Retour sur le moment Guizot

Historien, ministre, chef du gouvernement, essayiste et journaliste, il fut un personnage de premier plan de son temps.

     La carrière politique de François Guizot s’est déroulée sous la Restauration et la monarchie de Juillet, deux régimes méjugés, et l’on ne retient de lui qu’une formule – « Enrichissez-vous par le travail et par l’épargne » –, souvent en ne citant que les deux premiers mots qui servent à stigmatiser l’avidité de la bourgeoisie du XIXe siècle. Cette injustice, Laurent Theis avait voulu la réparer, en 2008, en publiant une biographie (Fayard) de cet homme qui, universitaire, ministre, diplomate, essayiste et journaliste, fut un personnage de premier plan, mais que le temps et une gauche qui ne l’a jamais aimé ont contribué à faire oublier. Ayant des affinités personnelles avec le libéralisme et le protestantisme de Guizot, Laurent Theis n’aura jamais épuisé le sujet. D’où ce nouveau livre où il a réuni notamment des articles parus dans des revues spécialisées ou des communications prononcées lors de colloques savants. On n’y trouvera donc pas un exposé systématique de la carrière de Guizot, mais une multiplicité d’éclairages qui permettent, à travers sa trajectoire, de traverser un siècle, de la fin de l’Ancien Régime à l’établissement de la IIIe République.

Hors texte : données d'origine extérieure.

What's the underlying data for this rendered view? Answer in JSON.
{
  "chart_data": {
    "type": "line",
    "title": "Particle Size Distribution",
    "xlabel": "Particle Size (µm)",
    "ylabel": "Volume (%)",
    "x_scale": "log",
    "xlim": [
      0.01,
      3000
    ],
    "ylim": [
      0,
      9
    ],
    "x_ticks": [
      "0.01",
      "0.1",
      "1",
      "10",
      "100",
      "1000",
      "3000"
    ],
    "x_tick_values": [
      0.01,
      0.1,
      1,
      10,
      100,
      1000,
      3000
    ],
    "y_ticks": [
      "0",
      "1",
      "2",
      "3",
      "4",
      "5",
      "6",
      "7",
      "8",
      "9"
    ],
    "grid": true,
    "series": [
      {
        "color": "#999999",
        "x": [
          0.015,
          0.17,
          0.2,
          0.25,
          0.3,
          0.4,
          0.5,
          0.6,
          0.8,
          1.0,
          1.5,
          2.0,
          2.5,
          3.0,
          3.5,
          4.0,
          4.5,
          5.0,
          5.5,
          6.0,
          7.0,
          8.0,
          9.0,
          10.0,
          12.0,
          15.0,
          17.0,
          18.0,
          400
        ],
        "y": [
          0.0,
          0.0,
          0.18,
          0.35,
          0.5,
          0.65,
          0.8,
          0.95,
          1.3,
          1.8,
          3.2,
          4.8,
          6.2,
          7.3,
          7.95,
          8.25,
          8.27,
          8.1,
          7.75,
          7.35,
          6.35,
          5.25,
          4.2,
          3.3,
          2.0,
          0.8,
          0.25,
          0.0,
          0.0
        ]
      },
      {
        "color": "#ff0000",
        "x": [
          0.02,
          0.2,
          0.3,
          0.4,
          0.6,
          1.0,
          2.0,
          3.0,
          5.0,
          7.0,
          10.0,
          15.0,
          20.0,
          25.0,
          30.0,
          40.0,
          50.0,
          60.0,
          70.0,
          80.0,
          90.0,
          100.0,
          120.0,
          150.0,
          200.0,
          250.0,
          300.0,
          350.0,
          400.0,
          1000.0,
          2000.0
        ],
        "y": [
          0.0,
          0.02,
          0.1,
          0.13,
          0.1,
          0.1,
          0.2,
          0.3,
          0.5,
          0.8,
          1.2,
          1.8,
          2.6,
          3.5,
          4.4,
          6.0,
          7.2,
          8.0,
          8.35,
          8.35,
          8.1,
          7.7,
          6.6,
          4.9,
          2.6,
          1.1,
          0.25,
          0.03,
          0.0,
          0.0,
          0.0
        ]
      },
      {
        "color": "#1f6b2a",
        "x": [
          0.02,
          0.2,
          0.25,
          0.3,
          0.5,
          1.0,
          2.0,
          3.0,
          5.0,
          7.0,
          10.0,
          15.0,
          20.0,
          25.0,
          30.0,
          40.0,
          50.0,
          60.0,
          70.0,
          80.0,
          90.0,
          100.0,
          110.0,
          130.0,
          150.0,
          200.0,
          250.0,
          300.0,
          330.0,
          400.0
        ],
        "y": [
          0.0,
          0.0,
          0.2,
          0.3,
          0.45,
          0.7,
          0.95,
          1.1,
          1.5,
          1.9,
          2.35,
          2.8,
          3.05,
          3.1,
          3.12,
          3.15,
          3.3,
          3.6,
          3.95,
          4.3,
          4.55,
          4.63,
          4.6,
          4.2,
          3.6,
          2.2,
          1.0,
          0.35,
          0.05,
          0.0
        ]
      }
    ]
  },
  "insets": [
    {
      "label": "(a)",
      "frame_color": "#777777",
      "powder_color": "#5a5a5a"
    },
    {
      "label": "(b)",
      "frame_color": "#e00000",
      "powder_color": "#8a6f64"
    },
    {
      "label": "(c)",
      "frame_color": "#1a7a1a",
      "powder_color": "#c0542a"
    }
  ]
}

     Professeur à la Sorbonne, Guizot se rallie à Louis XVIII en 1814. Monarchiste constitutionnel, il aspire à concilier les libertés politiques issues de la Révolution et le respect de l’ordre. Député en 1830, il soutient Louis-Philippe dont il devient ministre de l’Intérieur, puis ­ministre de l’Instruction publique (sa célèbre loi de 1833 fonde l’enseignement primaire public). Ensuite ministre des Affaires étrangères, puis chef du gouvernement, il s’attache à une ligne du « juste milieu ». ­Commettant l’erreur de ne pas comprendre que le suffrage universel est en réalité conservateur, il s’accroche au suffrage censitaire, ce qui provoque la chute de la monarchie de Juillet. Après 1848, vivant à l’écart de la politique, il se consacre jusqu’à sa mort (1874) à ses travaux d’historien. « Il fut par excellence le représentant d’une France d’une époque », écrit Laurent Theis. Le « moment Guizot », selon l’expression de Pierre Rosanvallon, ne sachant pas trouver de base populaire, eut ses limites. Il marquait néanmoins la recherche sincère d’un équilibre constitutionnel, exercice difficile en France.

Jean Sévillia

Guizot. La traversée d’un siècle, de Laurent Theis, CNRS Editions, 198 p., 20 €.